A los pocos días llegó a casa un sobre con mi nombre, y al abrirlo, expectante, descubrí que padecía una discapacidad cognitiva leve: un CI de 64, resaltado en negrita, que ni siquiera llegaba a atisbar la frontera lejana con la normalidad. Mis padres se quedaron de piedra, y dijeron que tenía que haber un error: que no era lógico que un chaval que sacaba sobresalientes en todo salvo en gimnasia tuviera un “coeficiente” como de niño que no, que no estaba bien, que debería estar escolarizado en un centro muy distinto al que ellos sufragaban religiosamente cada mes.

Yo no dije nada, me encogí de hombros, y asumí lo que en realidad siempre había sospechado: que las buenas notas sólo enmascaraban una estulticia que se hacía evidente en otros terrenos de la vida. Los loros -me decía yo, resignado- también eran capaces de recitar poemas, y de agrupar formas geométricas, y sin embargo, en un test de inteligencia, andarían por los niveles más bajos del percentil.

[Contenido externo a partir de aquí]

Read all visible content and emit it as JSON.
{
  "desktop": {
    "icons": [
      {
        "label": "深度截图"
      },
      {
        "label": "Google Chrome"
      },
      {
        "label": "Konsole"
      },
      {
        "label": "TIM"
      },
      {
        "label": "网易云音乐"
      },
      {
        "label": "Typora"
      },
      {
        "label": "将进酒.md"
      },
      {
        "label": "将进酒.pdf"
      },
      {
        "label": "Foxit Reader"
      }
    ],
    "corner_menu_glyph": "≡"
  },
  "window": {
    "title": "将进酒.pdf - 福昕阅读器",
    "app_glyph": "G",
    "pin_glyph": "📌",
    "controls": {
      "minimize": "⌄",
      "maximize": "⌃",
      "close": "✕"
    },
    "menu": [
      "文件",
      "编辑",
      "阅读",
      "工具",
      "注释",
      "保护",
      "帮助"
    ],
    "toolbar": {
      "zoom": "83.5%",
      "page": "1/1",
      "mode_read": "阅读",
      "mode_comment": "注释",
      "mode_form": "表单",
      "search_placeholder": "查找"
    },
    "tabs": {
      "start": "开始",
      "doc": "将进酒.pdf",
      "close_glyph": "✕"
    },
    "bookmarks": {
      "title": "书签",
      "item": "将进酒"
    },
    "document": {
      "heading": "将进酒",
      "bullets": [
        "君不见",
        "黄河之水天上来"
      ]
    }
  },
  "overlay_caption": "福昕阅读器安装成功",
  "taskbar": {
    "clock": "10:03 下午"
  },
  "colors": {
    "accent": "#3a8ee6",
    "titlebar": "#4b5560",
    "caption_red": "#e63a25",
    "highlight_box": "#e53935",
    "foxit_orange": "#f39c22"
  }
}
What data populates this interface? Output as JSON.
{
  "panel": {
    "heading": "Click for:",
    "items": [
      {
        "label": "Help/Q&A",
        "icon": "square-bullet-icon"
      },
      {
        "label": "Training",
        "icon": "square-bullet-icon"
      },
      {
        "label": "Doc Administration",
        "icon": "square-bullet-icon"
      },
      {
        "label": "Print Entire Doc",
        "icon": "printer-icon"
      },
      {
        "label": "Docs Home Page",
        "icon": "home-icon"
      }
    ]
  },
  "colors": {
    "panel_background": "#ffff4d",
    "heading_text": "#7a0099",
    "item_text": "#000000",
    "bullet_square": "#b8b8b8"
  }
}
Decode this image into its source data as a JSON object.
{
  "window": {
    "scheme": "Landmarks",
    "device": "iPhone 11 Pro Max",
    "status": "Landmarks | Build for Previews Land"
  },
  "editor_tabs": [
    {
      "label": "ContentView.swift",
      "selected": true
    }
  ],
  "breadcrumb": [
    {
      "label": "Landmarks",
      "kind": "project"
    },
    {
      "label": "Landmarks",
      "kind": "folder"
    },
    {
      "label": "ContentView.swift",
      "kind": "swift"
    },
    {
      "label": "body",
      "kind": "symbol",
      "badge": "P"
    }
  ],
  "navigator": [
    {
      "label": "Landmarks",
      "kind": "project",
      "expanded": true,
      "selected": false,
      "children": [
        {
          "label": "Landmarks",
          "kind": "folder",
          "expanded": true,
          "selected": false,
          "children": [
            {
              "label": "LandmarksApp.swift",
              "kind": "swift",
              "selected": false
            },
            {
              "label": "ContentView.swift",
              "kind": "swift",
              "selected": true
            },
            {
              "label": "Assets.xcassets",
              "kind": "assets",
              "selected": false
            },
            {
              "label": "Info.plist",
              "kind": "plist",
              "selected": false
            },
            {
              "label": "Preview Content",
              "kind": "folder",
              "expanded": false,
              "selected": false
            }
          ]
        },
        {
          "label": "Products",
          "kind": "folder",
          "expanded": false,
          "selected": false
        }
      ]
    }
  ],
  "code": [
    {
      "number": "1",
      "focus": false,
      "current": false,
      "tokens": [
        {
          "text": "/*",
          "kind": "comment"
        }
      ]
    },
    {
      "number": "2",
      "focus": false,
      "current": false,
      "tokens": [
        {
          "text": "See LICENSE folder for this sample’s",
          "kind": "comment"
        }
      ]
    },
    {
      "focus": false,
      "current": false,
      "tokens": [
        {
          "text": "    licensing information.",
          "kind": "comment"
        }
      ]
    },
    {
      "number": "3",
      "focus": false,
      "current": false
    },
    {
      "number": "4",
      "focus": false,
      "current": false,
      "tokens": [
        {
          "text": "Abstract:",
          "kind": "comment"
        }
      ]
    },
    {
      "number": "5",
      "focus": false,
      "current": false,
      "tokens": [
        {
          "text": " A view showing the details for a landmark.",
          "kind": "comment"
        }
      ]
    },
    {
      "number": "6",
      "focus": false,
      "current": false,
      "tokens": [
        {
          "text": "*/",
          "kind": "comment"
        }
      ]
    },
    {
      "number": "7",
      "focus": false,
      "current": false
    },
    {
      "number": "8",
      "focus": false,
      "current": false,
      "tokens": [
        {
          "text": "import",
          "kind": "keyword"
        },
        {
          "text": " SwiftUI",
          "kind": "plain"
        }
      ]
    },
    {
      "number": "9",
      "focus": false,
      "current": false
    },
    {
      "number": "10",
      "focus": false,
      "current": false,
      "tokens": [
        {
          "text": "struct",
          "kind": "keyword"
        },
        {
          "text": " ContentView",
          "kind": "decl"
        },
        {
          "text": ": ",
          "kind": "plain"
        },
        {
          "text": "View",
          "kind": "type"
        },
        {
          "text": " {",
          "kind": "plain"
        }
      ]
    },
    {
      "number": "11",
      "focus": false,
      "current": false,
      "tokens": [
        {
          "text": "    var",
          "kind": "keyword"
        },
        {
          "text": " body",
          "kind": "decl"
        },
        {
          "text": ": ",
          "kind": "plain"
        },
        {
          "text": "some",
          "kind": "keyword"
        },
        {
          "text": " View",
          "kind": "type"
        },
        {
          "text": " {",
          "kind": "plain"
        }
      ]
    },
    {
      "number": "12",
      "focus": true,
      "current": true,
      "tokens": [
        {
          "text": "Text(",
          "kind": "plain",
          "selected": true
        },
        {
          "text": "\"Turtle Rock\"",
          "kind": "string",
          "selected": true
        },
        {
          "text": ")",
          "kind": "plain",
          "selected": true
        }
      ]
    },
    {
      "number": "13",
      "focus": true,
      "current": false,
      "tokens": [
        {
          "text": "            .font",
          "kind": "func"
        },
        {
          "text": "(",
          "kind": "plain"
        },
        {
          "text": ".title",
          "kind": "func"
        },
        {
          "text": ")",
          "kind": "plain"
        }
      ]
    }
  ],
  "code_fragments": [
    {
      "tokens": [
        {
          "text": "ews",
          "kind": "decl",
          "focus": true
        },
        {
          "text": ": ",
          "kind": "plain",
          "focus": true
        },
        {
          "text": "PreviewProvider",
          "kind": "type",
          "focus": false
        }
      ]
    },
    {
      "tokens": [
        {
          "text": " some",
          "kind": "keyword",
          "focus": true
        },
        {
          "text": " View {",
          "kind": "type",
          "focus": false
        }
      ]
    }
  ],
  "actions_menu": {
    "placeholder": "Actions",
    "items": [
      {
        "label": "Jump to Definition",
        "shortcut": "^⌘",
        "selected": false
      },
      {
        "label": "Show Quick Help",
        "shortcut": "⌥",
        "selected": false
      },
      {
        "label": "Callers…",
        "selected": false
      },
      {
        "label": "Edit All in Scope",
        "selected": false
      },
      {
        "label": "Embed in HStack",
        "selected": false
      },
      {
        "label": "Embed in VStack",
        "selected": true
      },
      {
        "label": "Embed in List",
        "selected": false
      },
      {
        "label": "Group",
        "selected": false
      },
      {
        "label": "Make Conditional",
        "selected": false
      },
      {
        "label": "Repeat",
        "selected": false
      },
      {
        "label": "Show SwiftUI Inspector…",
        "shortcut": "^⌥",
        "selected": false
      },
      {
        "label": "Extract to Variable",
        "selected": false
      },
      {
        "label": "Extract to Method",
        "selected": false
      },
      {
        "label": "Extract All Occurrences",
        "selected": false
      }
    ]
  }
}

A veces, en las euforias de la vida, pienso que quizá aquel test se equivocó en muchas yardas con el disparo. Que seguramente fui yo, que no tenía ganas de hacerlo, y me puse a enredar con las respuestas. Pero luego, cuando veo películas como Inland Empire y no entiendo absolutamente nada mientras los inteligentes de verdad – los críticos y los foreros- le encuentran a todo un sentido y una intención, vuelvo a asumir la realidad de mi condición, y regreso a la apertura de aquel sobre que determinó en gran parte mi destino.